On Tuesday, Gold posted an image showing the Supreme Court’s denial of the Trump campaign’s application for injunctive relief on Twitter, coupled with a caption taunting the country star that said, “Still feeling good about your SCOTUS prediction, Nostradumbass?”
— Adam Gold (@GoldAdam) December 8, 2020
Rich responded to Gold with a challenge: they must each put $10,000 into an escrow account and depending on who wins, the other will donate the money to the charity of the winner’s choice.

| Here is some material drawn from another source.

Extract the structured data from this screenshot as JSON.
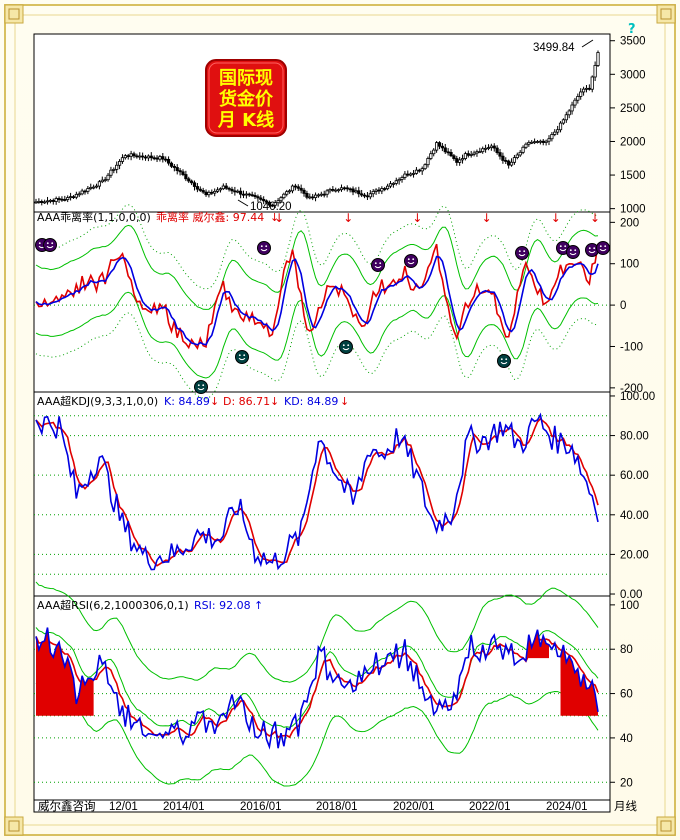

“VERY confident! Let’s make our bet official. We both put 10k into an escrow account and if Biden is sworn in as POTUS, I lose my 10k, but you have to DONATE it to [Folds of Honor],” Rich tweeted. “If Trump wins, I’ll donate your 10k to a charity of your choice. Deal?”
.@goldadam VERY confident! Let’s make our bet official. We both put 10k into an escrow account and if Biden is sworn in as POTUS, I lose my 10k, but you have to DONATE it to @FoldsOfHonor. If Trump wins, I’ll donate your 10k to a charity of your choice. Deal? #PutUpOrShutUp https://t.co/f9cTtsjdPO
— John Rich (@johnrich) December 9, 2020
Gold quickly responded to Rich’s challenge, tweeting, “Deal. It’s on.”
Deal. It’s on.
— Adam Gold (@GoldAdam) December 9, 2020
Rich’s chosen charity, Folds of Honor, provides educational scholarships to spouses and children of America’s fallen or disabled service members. Gold has not yet revealed his charity of choice.

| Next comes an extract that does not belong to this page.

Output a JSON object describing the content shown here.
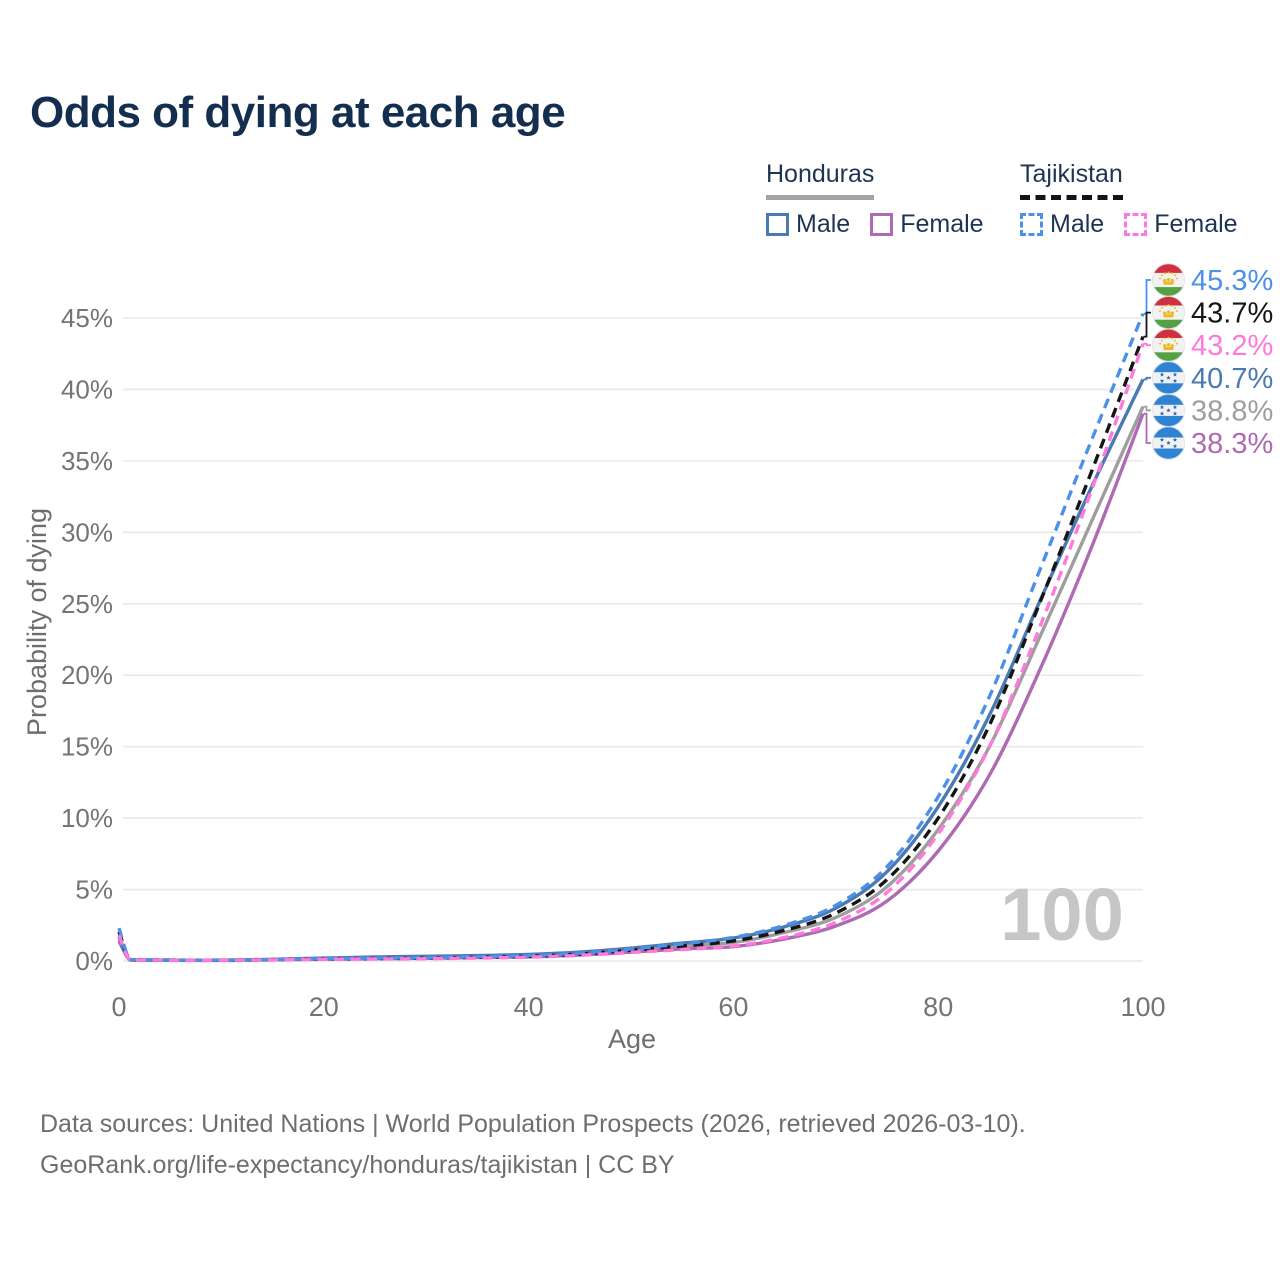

Since Election Day, multiple lawsuits have been filed alleging voter fraud and suppression, as well as illegal changes to the voting process.

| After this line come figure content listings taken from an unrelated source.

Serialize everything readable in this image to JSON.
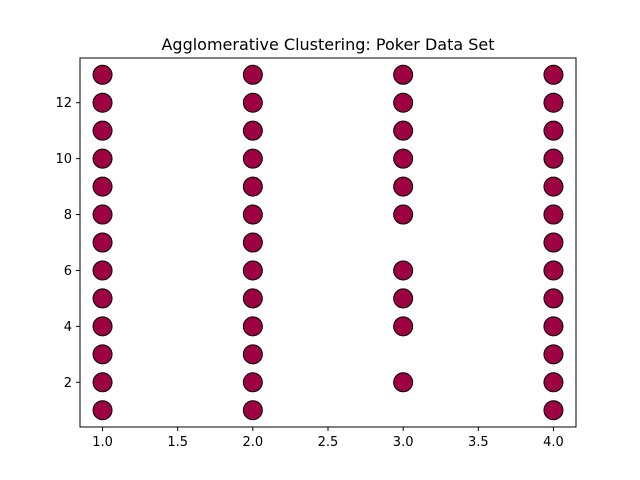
{
  "chart_data": {
    "type": "scatter",
    "title": "Agglomerative Clustering: Poker Data Set",
    "xlabel": "",
    "ylabel": "",
    "xlim": [
      0.85,
      4.15
    ],
    "ylim": [
      0.4,
      13.6
    ],
    "xticks": [
      1.0,
      1.5,
      2.0,
      2.5,
      3.0,
      3.5,
      4.0
    ],
    "xtick_labels": [
      "1.0",
      "1.5",
      "2.0",
      "2.5",
      "3.0",
      "3.5",
      "4.0"
    ],
    "yticks": [
      2,
      4,
      6,
      8,
      10,
      12
    ],
    "ytick_labels": [
      "2",
      "4",
      "6",
      "8",
      "10",
      "12"
    ],
    "grid": false,
    "marker_color": "#9e0142",
    "marker_edge_color": "#000000",
    "series": [
      {
        "points": [
          [
            1,
            1
          ],
          [
            1,
            2
          ],
          [
            1,
            3
          ],
          [
            1,
            4
          ],
          [
            1,
            5
          ],
          [
            1,
            6
          ],
          [
            1,
            7
          ],
          [
            1,
            8
          ],
          [
            1,
            9
          ],
          [
            1,
            10
          ],
          [
            1,
            11
          ],
          [
            1,
            12
          ],
          [
            1,
            13
          ],
          [
            2,
            1
          ],
          [
            2,
            2
          ],
          [
            2,
            3
          ],
          [
            2,
            4
          ],
          [
            2,
            5
          ],
          [
            2,
            6
          ],
          [
            2,
            7
          ],
          [
            2,
            8
          ],
          [
            2,
            9
          ],
          [
            2,
            10
          ],
          [
            2,
            11
          ],
          [
            2,
            12
          ],
          [
            2,
            13
          ],
          [
            3,
            2
          ],
          [
            3,
            4
          ],
          [
            3,
            5
          ],
          [
            3,
            6
          ],
          [
            3,
            8
          ],
          [
            3,
            9
          ],
          [
            3,
            10
          ],
          [
            3,
            11
          ],
          [
            3,
            12
          ],
          [
            3,
            13
          ],
          [
            4,
            1
          ],
          [
            4,
            2
          ],
          [
            4,
            3
          ],
          [
            4,
            4
          ],
          [
            4,
            5
          ],
          [
            4,
            6
          ],
          [
            4,
            7
          ],
          [
            4,
            8
          ],
          [
            4,
            9
          ],
          [
            4,
            10
          ],
          [
            4,
            11
          ],
          [
            4,
            12
          ],
          [
            4,
            13
          ]
        ]
      }
    ]
  }
}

The latest came from the State of Texas as Attorney General Ken Paxton announced he filed lawsuits against Georgia, Michigan, Pennsylvania, and Wisconsin with the U.S. Supreme Court Tuesday. The lawsuits allege the four states ignored federal and state election laws and enacted what he described as “unconstitutional” last-minute changes to their election rules, which he argues skewed the 2020 election results.
In a statement announcing the lawsuits, Paxton’s office said, “The battleground states flooded their people with unlawful ballot applications and ballots while ignoring statutory requirements as to how they were received, evaluated and counted.”